Una de las dos formas es reducir el gasto público. Idealmente esa reducción neta (reducción bruta - aumento en sectores como salud, seguridad y energía) debería ser de al menos 2,5 puntos del PIB ($50 billones). Las formas de conseguir ese espacio incluyen medidas como el cierre del subsidio al precio del diésel, la fusión de algunos ministerios, el fin de muchas de las OPS (Órdenes de Prestación de Servicios), límites a la remuneración de las juntas directivas públicas, el uso de fondos que hoy tienen algunos ministerios y la focalización de los subsidios a los servicios públicos, entre otras.

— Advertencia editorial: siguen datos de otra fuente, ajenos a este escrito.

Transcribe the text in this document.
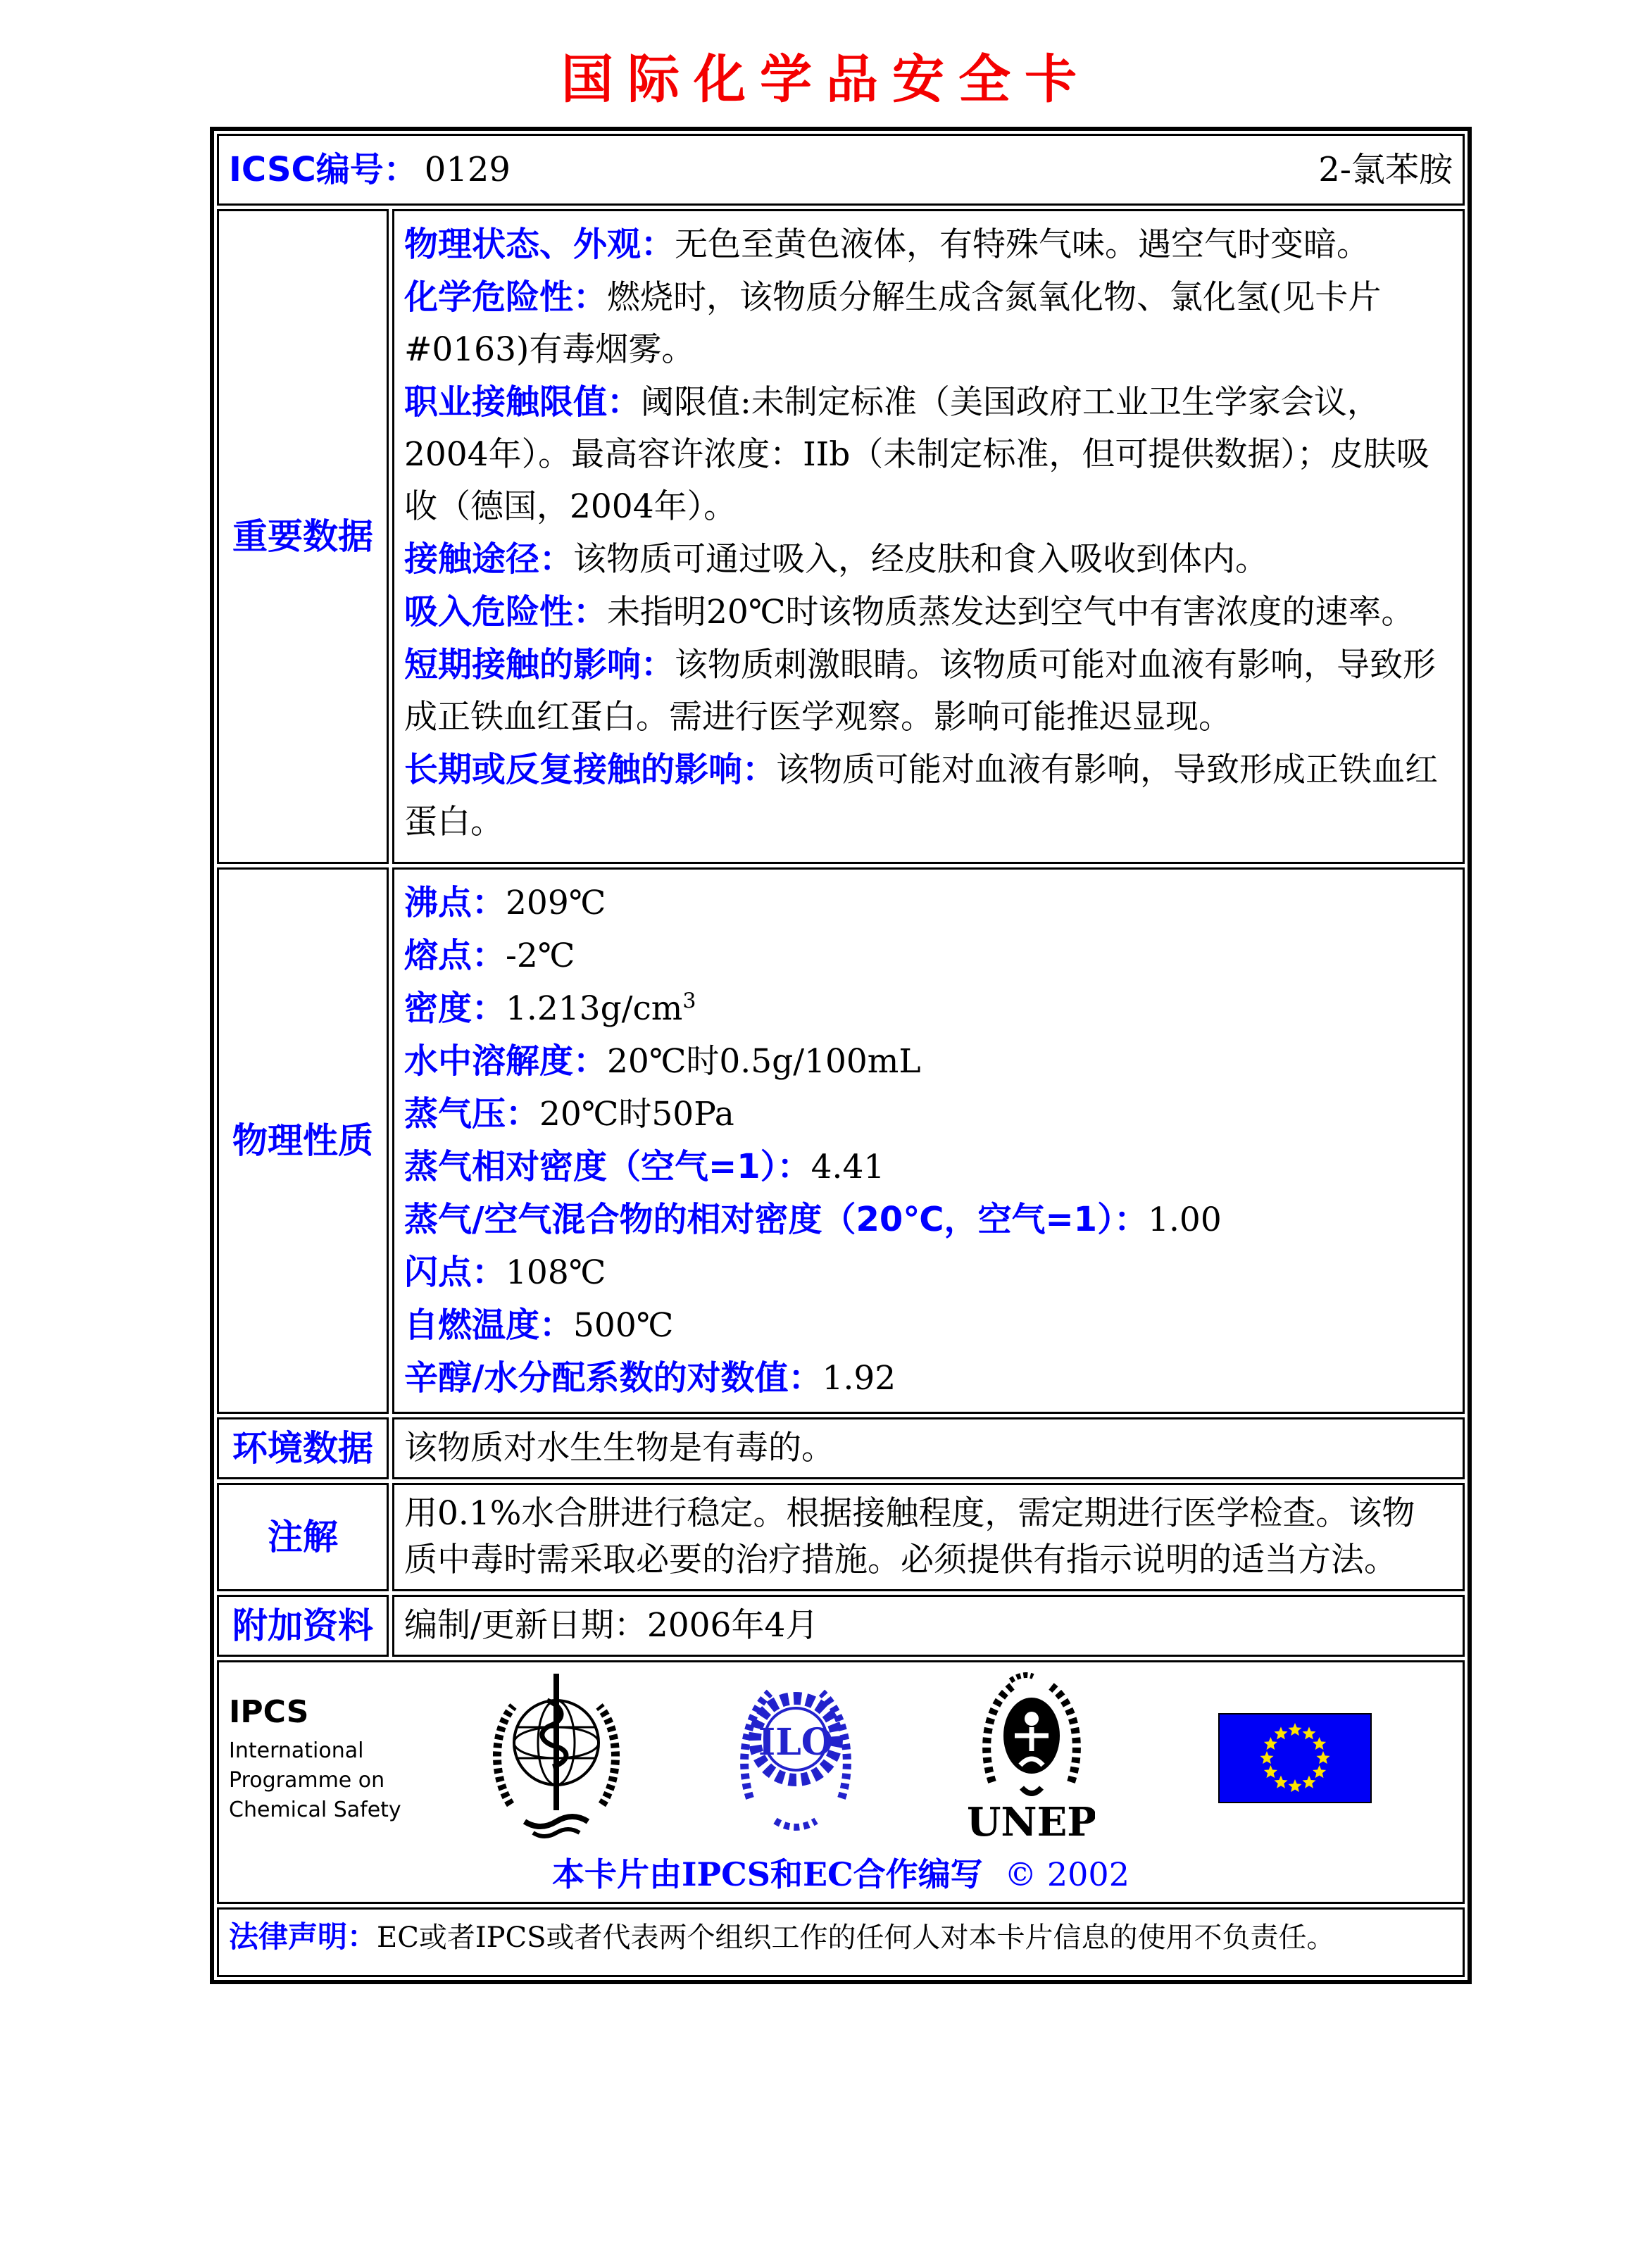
国际化学品安全卡
ICSC编号： 0129	2-氯苯胺
重要数据

物理状态、外观：无色至黄色液体，有特殊气味。遇空气时变暗。

化学危险性：燃烧时，该物质分解生成含氮氧化物、氯化氢(见卡片 #0163)有毒烟雾。

职业接触限值：阈限值:未制定标准（美国政府工业卫生学家会议，2004年）。最高容许浓度：IIb（未制定标准，但可提供数据）；皮肤吸收（德国，2004年）。

接触途径：该物质可通过吸入，经皮肤和食入吸收到体内。

吸入危险性：未指明20℃时该物质蒸发达到空气中有害浓度的速率。

短期接触的影响：该物质刺激眼睛。该物质可能对血液有影响，导致形成正铁血红蛋白。需进行医学观察。影响可能推迟显现。

长期或反复接触的影响：该物质可能对血液有影响，导致形成正铁血红蛋白。

物理性质
沸点：209℃
熔点：-2℃
密度：$1.213g/cm^3$
水中溶解度：20℃时0.5g/100mL
蒸气压：20℃时50Pa
蒸气相对密度（空气=1）：4.41
蒸气/空气混合物的相对密度（20℃，空气=1）：1.00
闪点：108℃
自燃温度：500℃
辛醇/水分配系数的对数值：1.92
环境数据 该物质对水生生物是有毒的。
注解
用0.1%水合肼进行稳定。根据接触程度，需定期进行医学检查。该物质中毒时需采取必要的治疗措施。必须提供有指示说明的适当方法。
附加资料 编制/更新日期：2006年4月
IPCS
International
Programme on
Chemical Safety
ILO
UNEP
本卡片由IPCS和EC合作编写 © 2002
法律声明：EC或者IPCS或者代表两个组织工作的任何人对本卡片信息的使用不负责任。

Esto tendría un efecto virtuoso. No sería solamente el impacto directo sobre las finanzas públicas de la reducción, sino, por un lado, la caída de la prima de riesgo país que disminuye el costo del fondeo y extiende el recorte de gasto y, por el otro, el efecto positivo sobre el crecimiento económico que le atribuyen hallazgos de la literatura (Alesina, Favero y Giavazzi, 2019) a los ajustes fiscales que vienen mayoritariamente vía gasto.
Pero ese recorte no es suficiente. Se necesita un aumento por el lado de los ingresos tributarios en al menos 1% del PIB ($20 billones). Este es un punto complejo porque cargar más a los asalariados y a las empresas va justo contra el crecimiento de la actividad privada. Por ello, debemos volver a llevar la discusión impositiva hacia el IVA, donde hay un potencial de hasta 2,5% del PIB. En este caso, si bien hay elementos evidentes (gravar los juegos de azar virtuales) también debe avanzarse en la generalización de gran parte de los bienes y servicios a la tarifa del 19%. Esto se puede compensar a través de la devolución a los hogares de bajos ingresos con tecnologías que hoy ya existen en el sector financiero (esto debería aplicarse incluso si no se da la generalización como elemento de mayor equidad).
La tarea es compleja. La buena noticia es que al ministerio llegan funcionarios con capacidad probada en materia técnica y política. Ellos deberán tener en cuenta que la secuencialidad es importante. Primero debe hacerse la reducción de gasto para luego tener la viabilidad política y ante la población de gravar más a las personas y a las empresas. No hay duda, para lograr el milagro, lo primero por hacer es el ajuste fiscal.